Chief Investigator Warwick McKibbin, Professor of Public Policy in the ANU Crawford School of Public Policy, provided advice on climate policy responses on the macro-economy. The environment chapter of the IGR discusses the impacts of climate change and other environmental challenges that Australia is likely to face over the next 40 years, and how these will affect the economy and the budget.

The lifetime economic and fiscal impacts of different groups of permanent migrants have been estimated using Treasury’s OverLapping Generations model of the Australian economy (OLGA) which is a lifecycle dynamic general equilibrium model that has been calibrated to Australian data. Dr George Kudrna, CEPAR Senior Research Fellow at the UNSW Business School, and Associate Professor Chung Tran, a CEPAR Associate Investigator at ANU’s College of Business & Economics, have been involved in advising on the OLGA model development.

The projections of fertility rates, on which the report draws on, were made by Chief Investigator Peter McDonald, Professor of Demography at the University of Melbourne’s School of Population and Global Health.

Interpreting the intergenerational report

Professor Peter McDonald and CEPAR Associate Professor of Economic Demography Jeromey Temple have published an op-ed in the Australian Financial Review this week which provides an assessment of the IGR.  They explain it is the first IGR to project a lower total population and an older population than the immediately previous report. According to the researchers, in its explanations (not in the projections themselves), the report understated the impact of immigration on future population by ignoring the fact that immigration has a large positive impact on natural increase because immigration augments the population of childbearing age.

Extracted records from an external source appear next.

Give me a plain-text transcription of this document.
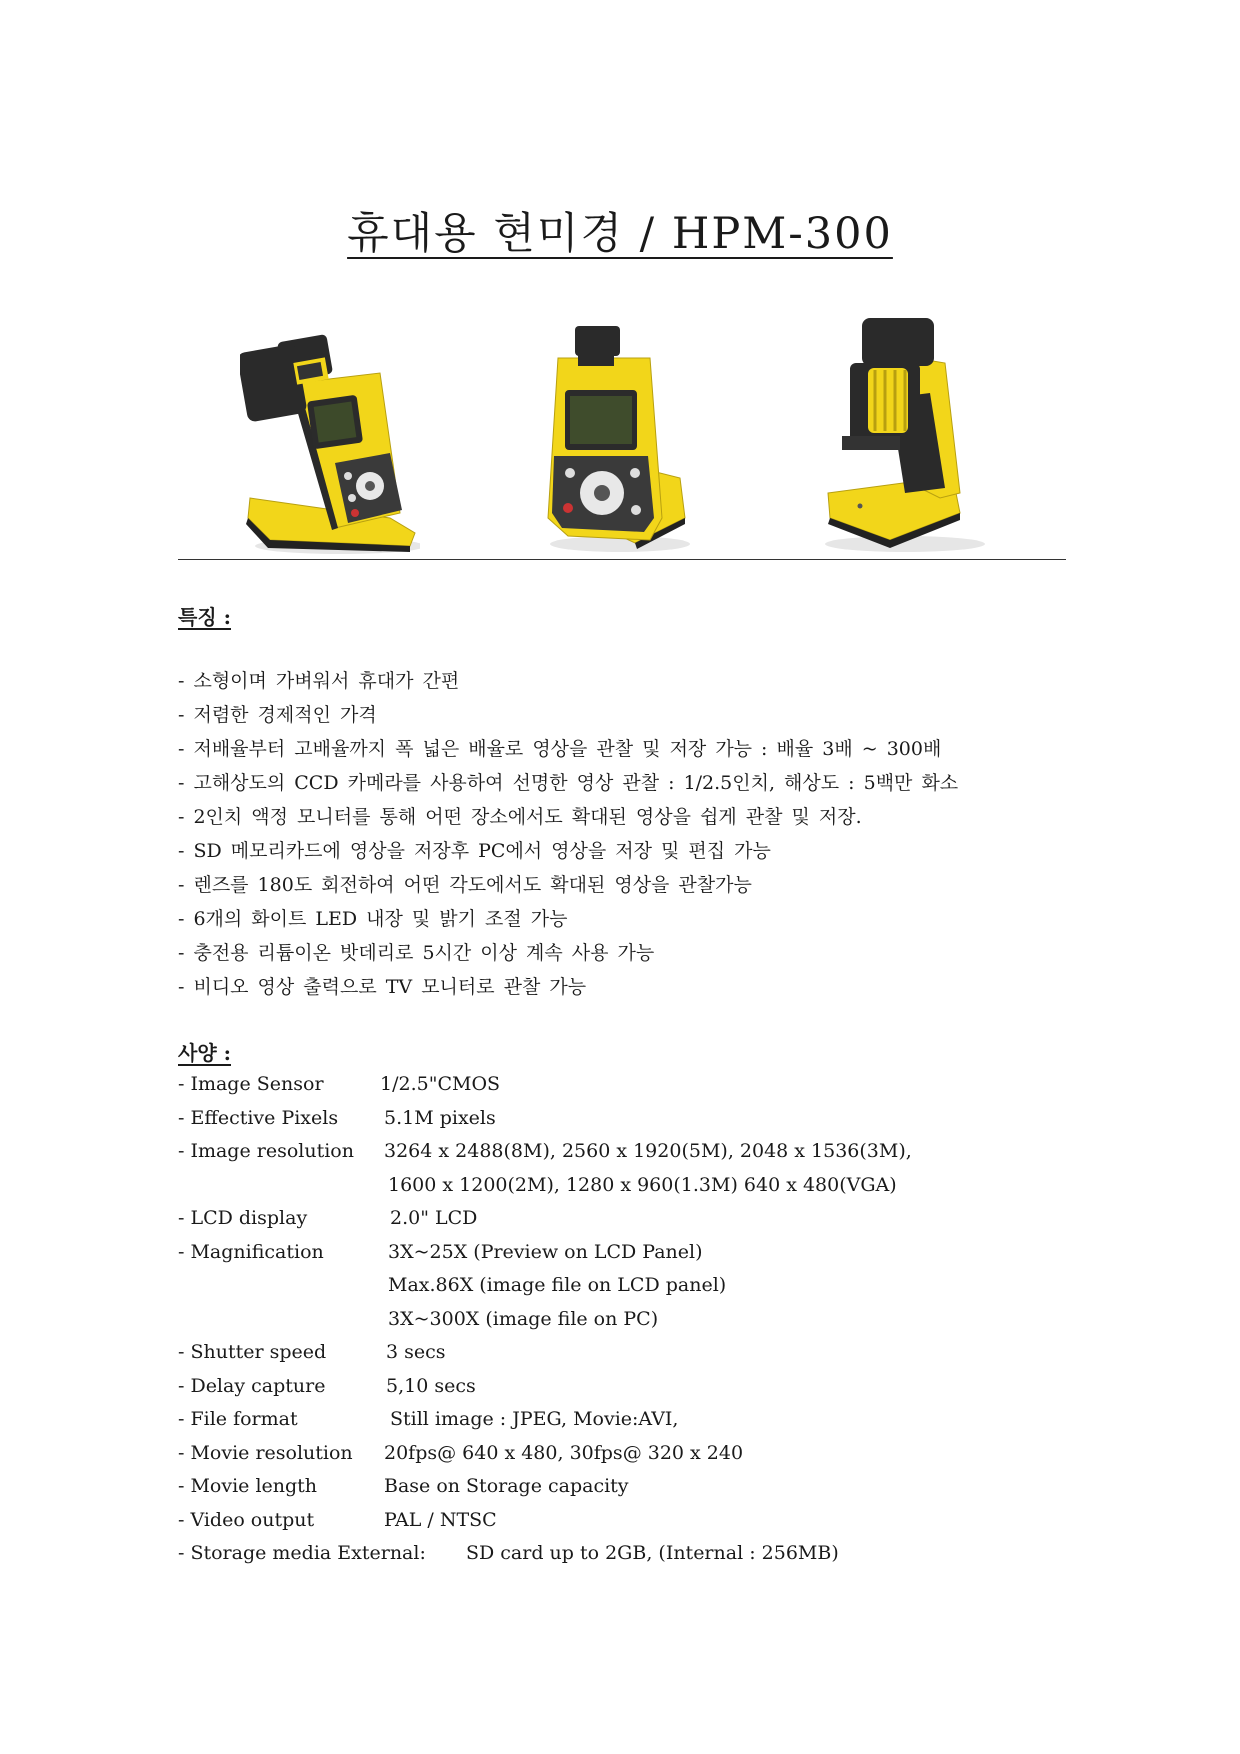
휴대용 현미경 / HPM-300
특징 :
- 소형이며 가벼워서 휴대가 간편
- 저렴한 경제적인 가격
- 저배율부터 고배율까지 폭 넓은 배율로 영상을 관찰 및 저장 가능 : 배율 3배 ~ 300배
- 고해상도의 CCD 카메라를 사용하여 선명한 영상 관찰 : 1/2.5인치, 해상도 : 5백만 화소
- 2인치 액정 모니터를 통해 어떤 장소에서도 확대된 영상을 쉽게 관찰 및 저장.
- SD 메모리카드에 영상을 저장후 PC에서 영상을 저장 및 편집 가능
- 렌즈를 180도 회전하여 어떤 각도에서도 확대된 영상을 관찰가능
- 6개의 화이트 LED 내장 및 밝기 조절 가능
- 충전용 리튬이온 밧데리로 5시간 이상 계속 사용 가능
- 비디오 영상 출력으로 TV 모니터로 관찰 가능
사양 :
- Image Sensor	1/2.5"CMOS
- Effective Pixels 5.1M pixels
- Image resolution 3264 x 2488(8M), 2560 x 1920(5M), 2048 x 1536(3M),
1600 x 1200(2M), 1280 x 960(1.3M) 640 x 480(VGA)
- LCD display	2.0" LCD
- Magnification	3X~25X (Preview on LCD Panel)
Max.86X (image file on LCD panel)
3X~300X (image file on PC)
- Shutter speed	3 secs
- Delay capture	5,10 secs
- File format	Still image : JPEG, Movie:AVI,
- Movie resolution 20fps@ 640 x 480, 30fps@ 320 x 240
- Movie length	Base on Storage capacity
- Video output	PAL / NTSC
- Storage media External: SD card up to 2GB, (Internal : 256MB)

Rafal Chomik, CEPAR Senior Research Fellow at UNSW Business School, has provided an analysis of the report findings in The Conversation and says the report findings are sobering, but the reality may be worse. In particular, the report was optimistic about the rebound to migration, about increases in labour force participation, and about average productivity growth, and if any one of these generous assumptions didn’t come to pass it would be more difficult than projected to balance the budget as the population ages.

CEPAR Director John Piggott, Scientia Professor of Economics at UNSW Sydney, has discussed the report findings on the ABC’s The Economists show and breaks down what they might mean for policies and public finances over the long term.